The Haitian Creole language program educates future leaders and agents of public service to communicate effectively and respectfully with Haitians while making an effort to understand the many intricacies of their culture and the complexities of their history. The linguistic approach starts with an emphasis on pronunciation. Students’ proficiency in pronunciation serves as the base for future activities in reading, writing, listening, and speaking. All activities relate to the Haitian culture itself, and as students advance through the course, they learn to discuss complex topics such as social inequalities, cultural perceptions, and human rights in Haitian Creole. This course differs from other language courses in that it emphasizes the use of language not only to communicate but to create large-scale and long-lasting change. Students learn how Haitian Creole can be used as a tool in Haiti’s reconstruction and in the local Haitian community by encouraging the political participation of Haitians. The University of Miami, which through its extensive relief efforts and key location has a special relationship with Haiti, should be proud to sponsor this forward-thinking program.

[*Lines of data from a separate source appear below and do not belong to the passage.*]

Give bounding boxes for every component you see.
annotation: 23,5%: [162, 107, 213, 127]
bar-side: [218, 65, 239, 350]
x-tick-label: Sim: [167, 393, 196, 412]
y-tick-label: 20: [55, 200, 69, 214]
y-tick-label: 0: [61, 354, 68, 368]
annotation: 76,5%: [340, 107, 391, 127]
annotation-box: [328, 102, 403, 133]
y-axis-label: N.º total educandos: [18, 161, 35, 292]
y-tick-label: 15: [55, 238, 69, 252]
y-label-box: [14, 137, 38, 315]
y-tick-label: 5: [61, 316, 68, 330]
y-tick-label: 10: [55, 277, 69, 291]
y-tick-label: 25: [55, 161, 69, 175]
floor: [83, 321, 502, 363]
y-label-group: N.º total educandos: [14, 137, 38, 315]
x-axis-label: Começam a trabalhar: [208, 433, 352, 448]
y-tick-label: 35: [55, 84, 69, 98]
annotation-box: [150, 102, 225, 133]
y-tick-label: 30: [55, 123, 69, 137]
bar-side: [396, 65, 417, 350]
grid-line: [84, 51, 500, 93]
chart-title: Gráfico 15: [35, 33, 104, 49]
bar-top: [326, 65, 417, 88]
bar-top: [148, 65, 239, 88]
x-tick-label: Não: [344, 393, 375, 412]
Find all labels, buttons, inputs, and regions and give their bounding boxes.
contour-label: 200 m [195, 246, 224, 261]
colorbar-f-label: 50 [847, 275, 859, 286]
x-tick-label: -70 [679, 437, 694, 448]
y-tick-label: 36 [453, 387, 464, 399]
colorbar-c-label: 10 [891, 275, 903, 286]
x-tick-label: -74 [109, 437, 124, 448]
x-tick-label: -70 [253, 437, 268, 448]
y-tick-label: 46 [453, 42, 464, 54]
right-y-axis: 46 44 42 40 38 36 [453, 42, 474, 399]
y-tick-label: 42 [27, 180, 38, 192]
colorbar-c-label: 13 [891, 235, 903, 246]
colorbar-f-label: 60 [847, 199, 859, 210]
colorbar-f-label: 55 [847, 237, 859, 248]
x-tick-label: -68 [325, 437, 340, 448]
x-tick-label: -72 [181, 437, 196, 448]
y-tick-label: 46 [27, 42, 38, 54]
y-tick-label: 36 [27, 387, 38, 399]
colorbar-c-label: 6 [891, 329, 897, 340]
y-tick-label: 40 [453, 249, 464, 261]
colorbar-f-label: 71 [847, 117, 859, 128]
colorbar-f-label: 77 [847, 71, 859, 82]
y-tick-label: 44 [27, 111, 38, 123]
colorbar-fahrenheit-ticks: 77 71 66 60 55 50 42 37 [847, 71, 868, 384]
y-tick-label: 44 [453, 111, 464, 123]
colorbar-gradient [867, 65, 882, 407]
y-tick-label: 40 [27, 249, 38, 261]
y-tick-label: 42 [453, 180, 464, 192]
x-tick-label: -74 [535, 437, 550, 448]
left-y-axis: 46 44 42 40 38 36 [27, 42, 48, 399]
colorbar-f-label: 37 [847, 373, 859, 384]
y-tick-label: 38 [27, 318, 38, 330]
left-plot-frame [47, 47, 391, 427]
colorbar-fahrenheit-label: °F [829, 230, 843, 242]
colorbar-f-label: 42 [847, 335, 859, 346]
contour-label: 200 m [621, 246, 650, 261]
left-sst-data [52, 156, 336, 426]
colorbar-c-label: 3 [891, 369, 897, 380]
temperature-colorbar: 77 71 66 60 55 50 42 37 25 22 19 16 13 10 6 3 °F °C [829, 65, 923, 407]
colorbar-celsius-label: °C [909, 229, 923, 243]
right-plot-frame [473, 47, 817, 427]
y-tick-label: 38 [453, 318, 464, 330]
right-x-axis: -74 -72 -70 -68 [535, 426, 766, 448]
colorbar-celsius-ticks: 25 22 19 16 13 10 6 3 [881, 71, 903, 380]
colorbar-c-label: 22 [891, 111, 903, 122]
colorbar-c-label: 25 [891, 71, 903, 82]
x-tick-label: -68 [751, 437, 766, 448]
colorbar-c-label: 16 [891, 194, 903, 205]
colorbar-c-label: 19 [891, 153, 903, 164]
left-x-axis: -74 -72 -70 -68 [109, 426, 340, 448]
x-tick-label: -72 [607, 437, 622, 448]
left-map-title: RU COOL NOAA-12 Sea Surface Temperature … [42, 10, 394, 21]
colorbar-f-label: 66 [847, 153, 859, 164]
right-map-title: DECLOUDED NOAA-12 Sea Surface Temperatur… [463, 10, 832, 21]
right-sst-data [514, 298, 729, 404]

I started learning Haitian Creole during its first semester at the University of Miami and was so pleased by my progress and intrigued by the Haitian culture that I enrolled in Creole II and Creole III. I had taken other foreign language courses before, but the Creole classes at UM were structured like none of these. The course content was shaped to the individual interests of the students, with some of us more interested in medical relief and others in politics and legal matters. I noticed that other students at the university were also intrigued by Haitian Creole, but many did not even know that it was offered. Haiti's predicament has been weighing on many students' minds since the earthquake in January 2010. Many students whom I know wish to engage in humanitarian service or become involved in international development, but they often choose to travel to Spanish-speaking countries because of their familiarity with the language. I believe that the Haitian Creole program at UM offers these students a great opportunity to become more intimately involved with Haiti and its reconstruction. Students in the course also learn that true progress is about involving the Haitian people in the building of their own future. This is a great chance for the university to show the community its concern with Haiti and its investment in training conscientious future leaders. Over the three semesters I studied Haitian Creole, I believe that my understanding of the world was made richer, and I'm truly grateful to my professor and to those who support the continuation of this program.